Wie auch immer, die beiden neuen Werke umfassen die Essays in »Kein Name bleibt ihm weit und breit« und den voluminösen Roman »Wie lange, sag mir, ist der Zug schon fort«. Dieses Familiendrama bildet eine Art Gegenstück zu Baldwins frühem Roman »Von dieser Welt«. Beide nutzt er in unterschiedlichem Maß, um über seine Erfahrungen als Mensch, seine Perspektiven auf die amerikanische Gesellschaft und den Kampf für die Rechte der Schwarzen nachzudenken. Die Texte in »Kein Name bleibt ihm weit und breit« unterscheiden sich von seinen durchkomponierten Essays in »Nach der Flut das Feuer« und »Von einem Sohn dieses Landes« in ihrer greifbaren Unmittelbarkeit und Rohheit. Helle Geistesblitze stehen hier neben noch unsortierten Analysen, um die wesentlichen Momente der 60er und 70er Jahre aus ganz subjektiver Perspektive einzufangen.
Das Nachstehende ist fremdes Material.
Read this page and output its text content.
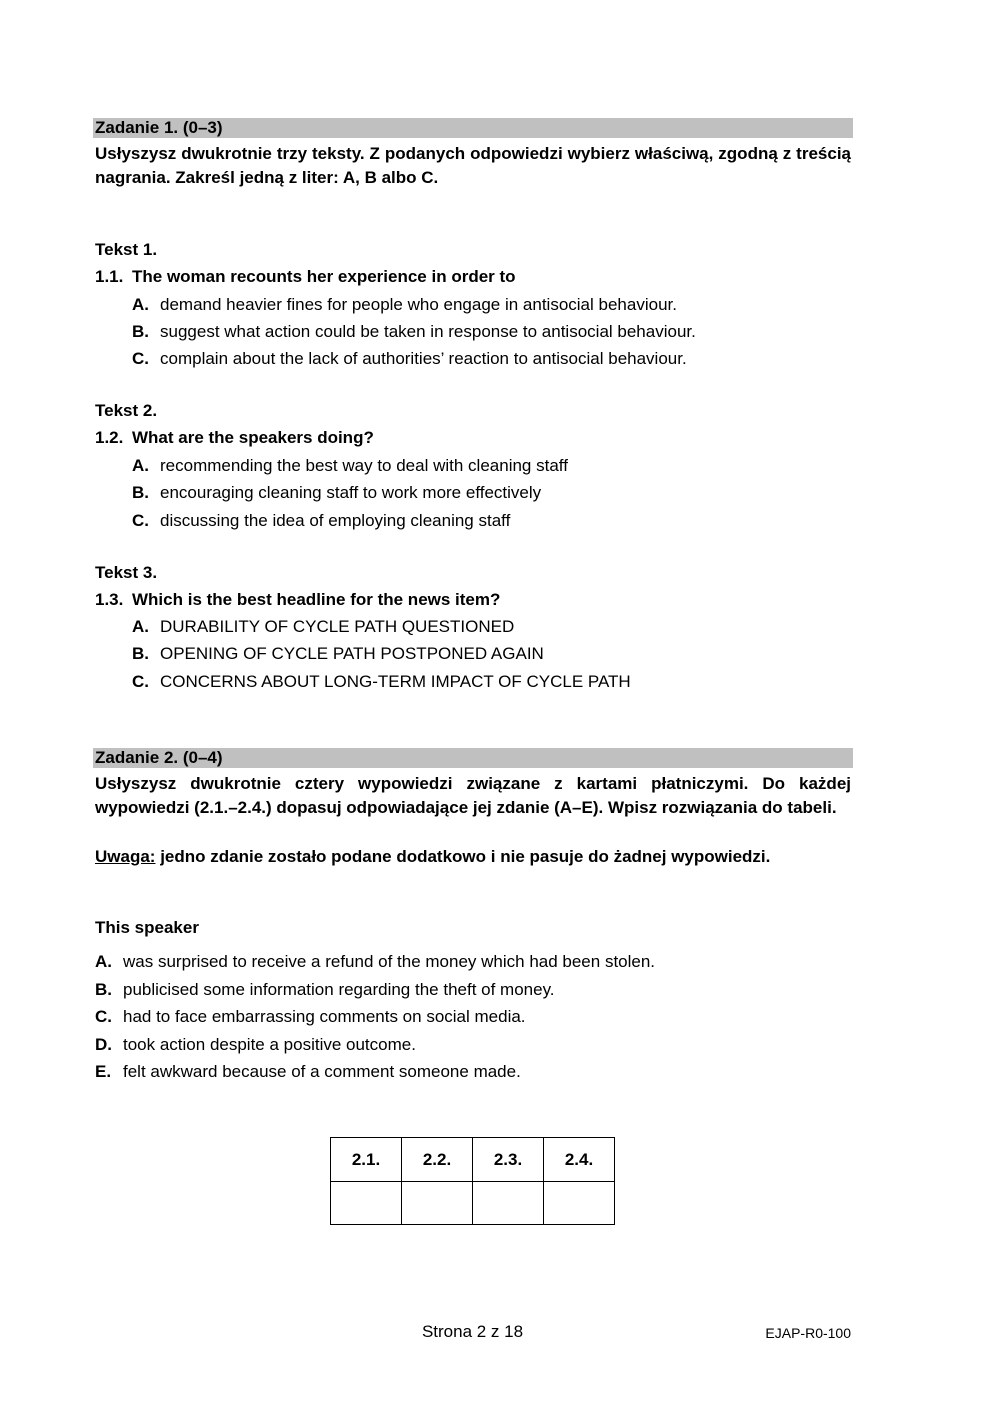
Zadanie 1. (0–3)
Usłyszysz dwukrotnie trzy teksty. Z podanych odpowiedzi wybierz właściwą, zgodną z treścią nagrania. Zakreśl jedną z liter: A, B albo C.
Tekst 1.
1.1. The woman recounts her experience in order to
A. demand heavier fines for people who engage in antisocial behaviour.
B. suggest what action could be taken in response to antisocial behaviour.
C. complain about the lack of authorities’ reaction to antisocial behaviour.
Tekst 2.
1.2. What are the speakers doing?
A. recommending the best way to deal with cleaning staff
B. encouraging cleaning staff to work more effectively
C. discussing the idea of employing cleaning staff
Tekst 3.
1.3. Which is the best headline for the news item?
A. DURABILITY OF CYCLE PATH QUESTIONED
B. OPENING OF CYCLE PATH POSTPONED AGAIN
C. CONCERNS ABOUT LONG-TERM IMPACT OF CYCLE PATH
Zadanie 2. (0–4)
Usłyszysz dwukrotnie cztery wypowiedzi związane z kartami płatniczymi. Do każdej wypowiedzi (2.1.–2.4.) dopasuj odpowiadające jej zdanie (A–E). Wpisz rozwiązania do tabeli.
Uwaga: jedno zdanie zostało podane dodatkowo i nie pasuje do żadnej wypowiedzi.
This speaker
A. was surprised to receive a refund of the money which had been stolen.
B. publicised some information regarding the theft of money.
C. had to face embarrassing comments on social media.
D. took action despite a positive outcome.
E. felt awkward because of a comment someone made.
2.1.	2.2.	2.3.	2.4.

Strona 2 z 18	EJAP-R0-100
Der essayistische Teil von James Baldwins Werk
Und zugleich lohnt es sich, Baldwins Essays miteinander in den Dialog zu bringen, weil sie in Gänze die bedrückende Atmosphäre der Zeit greifbar machen. Baldwins Texte über die »Slavenaufstand«, wie er die Bürgerrechtsbewegung lieber bezeichnete, sind (ein-)dringlich, präzise und scharf, sie sind ebenso bebend wie hoffnungsvoll – und angesichts der vielen Verluste auch immer wieder voller Trauer. »Nach der Flut das Feuer« etwa ist eine Anklageschrift gegen die Ansprüche des Weißseins darauf, die Conditio humana zu repräsentieren, und zudem an einigen Schlüsselstellen auch eine Ermahnung zur Liebe. »Die Verantwortung freier Menschen liegt darin, den Konstanten des Lebens zu trauen und sie zu feiern«, hielt Baldwin dort fest. »Geburt, Kampf und Tod sind Konstanten genau wie die Liebe, auch wenn uns das nicht immer so scheinen mag – und das Wesen von Veränderung zu erfassen, zur Veränderung fähig und bereit zu sein.«
Brandherde oder Variationen von »The Fire Next Time«
»We shall overcome« meinte eben nicht nur den weißen Rassismus, sondern auch den Schmerz, die Trauer und die Wut der Schwarzen loszulassen und eine Veränderung zuzulassen. Die Essays des radikalen Humanisten James Baldwin dienten vielen als Vorbild, Ta-Nehisi Coates’ Brief an seinen Sohn »Zwischen mir und der Welt« ist an Baldwins Brief an seinen Neffen »Nach der Flut das Feuer« angelehnt, gleiches gilt für die von Randall Kenan und Jesmyn Ward herausgegebenen Sammelbände »The Fire This Time« über Rassismus und Klimawandel. Baldwins Heureka-Moment in Leukerbad – enthalten im Essayband »Von einem Sohn dieses Landes« – wurde wiederum von Teju Cole und Garnette Cadogan aufgegriffen. Die Essays von Baldwin und Cole sind im Baldwin-Jahr in einem kleinen Band erschienen.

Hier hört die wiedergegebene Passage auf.